I have no idea why he thinks economic populists want to block the expansion of successful companies. That’s just bizarrely paranoid.  And demonizing as well.

If, according to Summers, “populists” are the middle class who want a reinvigorated manufacturing sector, and who recognize that some market protections may be necessary to achieve that, then are the corporate barons who oppose them “elitests”?

No Mas Patience for Mass Transit

Mass transit detracters make much of this truth: ridership is consistently far below capacity in most cities.

They say this proves that mass transit is unwanted/unneeded/or unworkable.

They must not have gotten on mass transit in most cities — if they had, they would know that the real, important truth of today’s mass transit systems is that they are incomplete. And like any system, if it’s incomplete, it’s broke.
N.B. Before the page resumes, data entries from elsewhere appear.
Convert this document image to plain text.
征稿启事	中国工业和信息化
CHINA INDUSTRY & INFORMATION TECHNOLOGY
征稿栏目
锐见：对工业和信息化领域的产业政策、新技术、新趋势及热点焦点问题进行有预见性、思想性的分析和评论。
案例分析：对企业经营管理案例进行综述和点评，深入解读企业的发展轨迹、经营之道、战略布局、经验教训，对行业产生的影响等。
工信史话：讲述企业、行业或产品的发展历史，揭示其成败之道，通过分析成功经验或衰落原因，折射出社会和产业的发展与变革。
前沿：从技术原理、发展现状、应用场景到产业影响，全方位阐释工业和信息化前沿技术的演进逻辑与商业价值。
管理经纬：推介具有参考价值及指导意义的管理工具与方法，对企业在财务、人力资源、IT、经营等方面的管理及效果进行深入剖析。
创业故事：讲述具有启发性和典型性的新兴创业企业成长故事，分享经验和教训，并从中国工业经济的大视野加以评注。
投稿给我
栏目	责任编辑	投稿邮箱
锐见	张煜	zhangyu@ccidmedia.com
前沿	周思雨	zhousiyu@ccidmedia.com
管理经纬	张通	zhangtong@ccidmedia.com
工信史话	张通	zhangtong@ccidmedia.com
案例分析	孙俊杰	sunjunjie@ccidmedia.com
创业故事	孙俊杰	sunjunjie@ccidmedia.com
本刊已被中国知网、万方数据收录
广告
They are always too small, and thus run on too sparse a time table, with too few routes, making them unworkable at reliably getting folks to work, or to shop, or drop their kids off at daycare. And if you have to do all three of these every day, you are flat out of luck. The wonder is that cities continue to fund these clearly dysfunctional transit systems at all. Can only assume that as bad as they are, the only thing worse than a broken transit system is no transit system.

Very few cities and metropolis’ can adequately fund the equipment, vehicles, right-of-ways, and personnel that would make for truly functional transit. It’s an apparently insoluble problem, as much a product of city planning and design decisions over the past 80 years as it is of simple neglect.

Yet the need to do so, and in a hurry, is an inescapable fact for nearly every city.